Nu heb ik dus samen met een vriend van me een half jaartje geleden een drive in show opgestart en zou wel eens willen weten wat jullie er van vinden.
Ik heb inmiddels 6 keer op een feest gedraaid.

Apparatuur

Geluid
2x dB Technologies Cromo 12
2x Behringer B212D ( Worden alleen op grote feesten midden/achterin de zaal gezet)
Behringer Xenyx 1204Usb
Akai equalizer
Numark Mixtrack
Rode M1 Microfoon

Licht

Showtec dj switch
2x Blacklicht
American DJ Gobo Splash
Blauwe lichtslang 5m
Rode lichtslang 9m
Een simpel spotje met draaiende kleurschijf

Effect

Eurolite N19 rookmachine



Binnenkort word het Showtec Compact opvouwbare led lichtset gekocht, er word ook uitgebreid met de Behringer Eurolive B1500D-PRO subwoofer en er word een belleblaas machine gekocht.

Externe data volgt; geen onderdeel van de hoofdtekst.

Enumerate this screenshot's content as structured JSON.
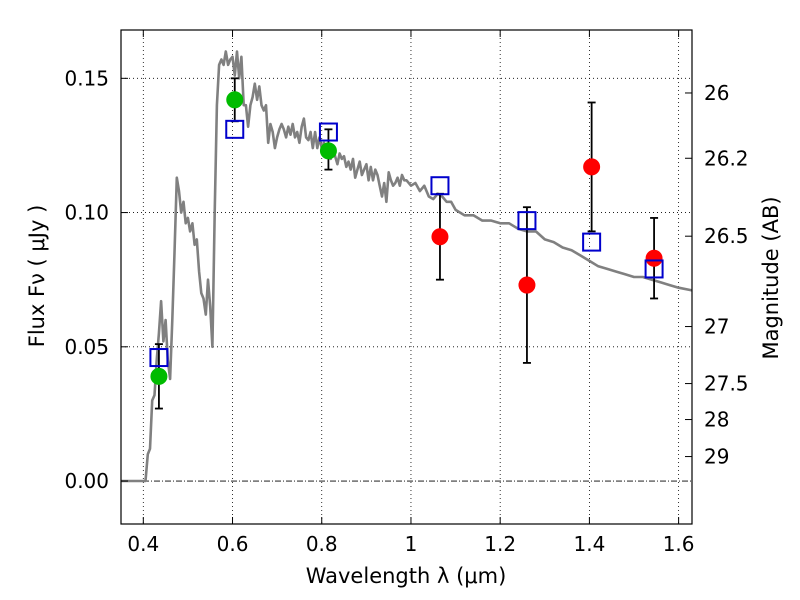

Het meubel is de Dj-Mts 6 van American Dj, daar hebben we een stuk gordijn doek voor hangen en houten platen gemaakt die op de ijzeren balken liggen.

Foto's







*Video van het opbouwen: Klik hier
*

----------


## Ericsamandj

Hoi,

Welkom op het forum.
je showtje ziet er voor een 13 jarige zeer netjes uit. petje af.
Heb je geen cd players mee? voor het geval je laptoppie crasht.

----------


## vdlaanlichtengeluid

Inderdaad heel mooi setje voor iemand van 13!

Je kan goed zijn dat tijden veranderen. Toen ik 13 was nam ik 2 hifi spelers mee in een flightcase. Zou hebben gedroomd van een pc maar ja toen was een 1GHz pc ook nog snel en 512 mb sdram heel erg veel (A) Kortom leuk te zien dat tijden veranderen maar ik vind wel dat je een cd speler bij moet hebben voor als de boel crashed.

----------


## Dj Bjornnie

We hebben bijna altijd 2 laptops bij ons, een is soms voor de beamer en dient ook als back-up als de andere zou crashen.
Ik denk dat ik voortaan wel een gewoon cd spelertje mee neem.

Ik wil eerst het geluid en licht een beetje op orde krijgen en daarna ben ik van plan om een setje met dubbele cd spelers te gaan kopen.
Of ik koop de Koolsound CDS-110 als back-up.

----------


## dj-inkognito

je hebt idd een zeer leuk setje voor iemand van 13.

MAAR,

[LIST][*]idd een backup cd speler(dubbel) meenemen voor het geval dat werkt altijd[*]kabels netjes wegwerken en niet zo opgebrokt ophangen en laten hangen overal daar struikel je over en is je boel uit.[*]je doek niet met plakband van de -buitenkant- vast plakken dit ziet je publiek ook achterkant kan dat geen kwaad dat zie jij alleen.[*]ik zie witte verlengsnoeren. das echt een no-go bij een drive in zou deze op den duur vervangen voor zwarte[/LIST]
verder erg nette show voor je leeftijd.

hoe doe je dit met vervoeren? rijd papa elke keer mee....

----------


## Dj Bjornnie

Die kabels moet ik nog 1x wat op verzinnen.
De kabel die je op de 1e foto aan de booth ziet hangen is van de microfoon. Dit was toen de best oplossing omdat hier de microfoon nogal vaak gebruikt werd (Prijsuitreiking). 
Die witte verlengsnoeren moet ik inderdaad nog een keer vervangen. Al geeft het met een blacklicht wel een mooi effect (maar dan moet het wel donker zijn)
Ik had het doek eerst met klitteenband vast zitten aan het meubel alleen bleef het klittenband niet vastzitten op het ijzer.. Daarom heb ik het nu als nood oplossing met tape vast zitten. Helaas was mijn zwarte tape ook nog eens op...
Met het vervoeren rijd mijn vader inderdaad elke keer.

----------


## SPS

Reserve CD spelertje is leuk natuurlijk, maar neem je dan ook 8000 nummers mee op CD???? Anders heeft je backup weinig zin....

Paul

----------


## Dj Bjornnie

Ik neem altijd van de stijl de der word gevraagd op het feest dan zo'n 100 nummers mee als back-up omdat ik meestal de pc wel weer aan de gang krijg.
Ik kan me bijna niet voorstellen dat dat ding helemaal crasht ofzo.

----------


## Tom06

> Ik kan me bijna niet voorstellen dat dat ding helemaal crasht ofzo.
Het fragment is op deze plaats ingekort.